In KB-81 werd de timing van de ontwikkeling van een tweetraps straalmotor met vaste stuwstof verstoord. De motor voorzag in het gebruik van een gecombineerde lading van 31,3 kilogram, vervaardigd door middel van de doordrukmethode. Bij de startlading werd een telescopisch circuit gebruikt en bij de marslading een eenvoudig enkelkanaals circuit. In NII-9 werd een TPMK-formulering ontwikkeld - een mengsel van polyvinylbutadieen en ammoniumperchloraat. De specifieke impuls was 17 kgf/kg lager dan de gespecificeerde. Om uit deze situatie te komen, begon het ontwerpbureau van fabriek nr. 82 een motor van zijn eigen ontwerp te ontwikkelen op de door GIPH ontwikkelde brandstof met een ladingsmassa van 36 kg. De lading werd gemaakt door gratis casting. De specifieke impuls voor deze meer kansrijke formulering zou het gewenste niveau moeten hebben bereikt.

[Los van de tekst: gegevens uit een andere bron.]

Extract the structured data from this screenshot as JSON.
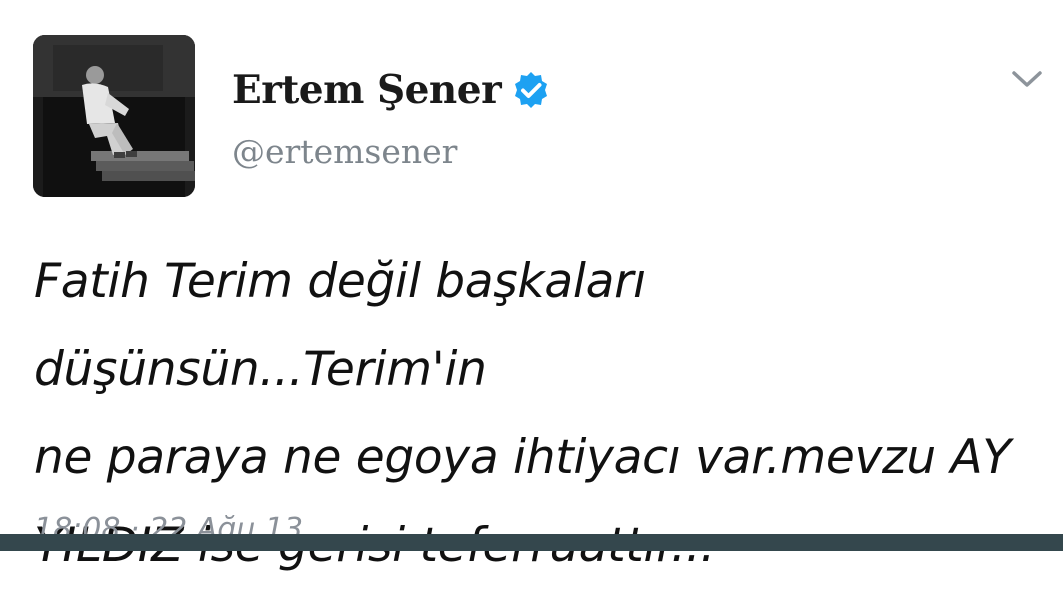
{
  "profile": {
    "display_name": "Ertem Şener",
    "handle": "@ertemsener",
    "verified": true,
    "avatar_icon": "profile-photo"
  },
  "tweet": {
    "line_1": "Fatih Terim değil başkaları düşünsün...Terim'in",
    "line_2": "ne paraya ne egoya ihtiyacı var.mevzu AY",
    "line_3": "YILDIZ  ise gerisi teferruattır...",
    "timestamp": "18:08 · 22 Ağu 13"
  },
  "controls": {
    "menu_icon": "chevron-down-icon"
  },
  "colors": {
    "verified_blue": "#1da1f2",
    "handle_gray": "#7d858c",
    "bottom_bar": "#34474d"
  }
}
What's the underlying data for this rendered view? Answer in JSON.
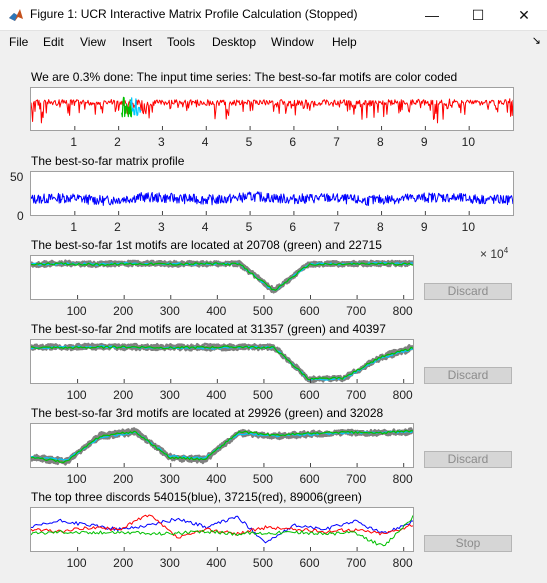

Hoewel de totstandkoming van elektronische middelen van luchtverdedigingssystemen relatief succesvol was, bleef de ontwikkeling van grondapparatuur achter. In NII-20 werd het chassis voor verzadiging met apparatuur niet geleverd en niet aangevuld met elektrische apparatuur.
Als gevolg hiervan werden noch de gezamenlijke noch de fabrieksvliegtests van de 9M33 SAM op tijd gelanceerd. Aan het begin van 1964 werden slechts vier raketlanceringen uitgevoerd met de MFB-K multifunctionele besturingssysteemeenheid in open lus. Slechts één lancering was succesvol. Fabriek nr. 82 werd geleverd met 11 van deze blokken, terwijl 118 eenheden gepland waren.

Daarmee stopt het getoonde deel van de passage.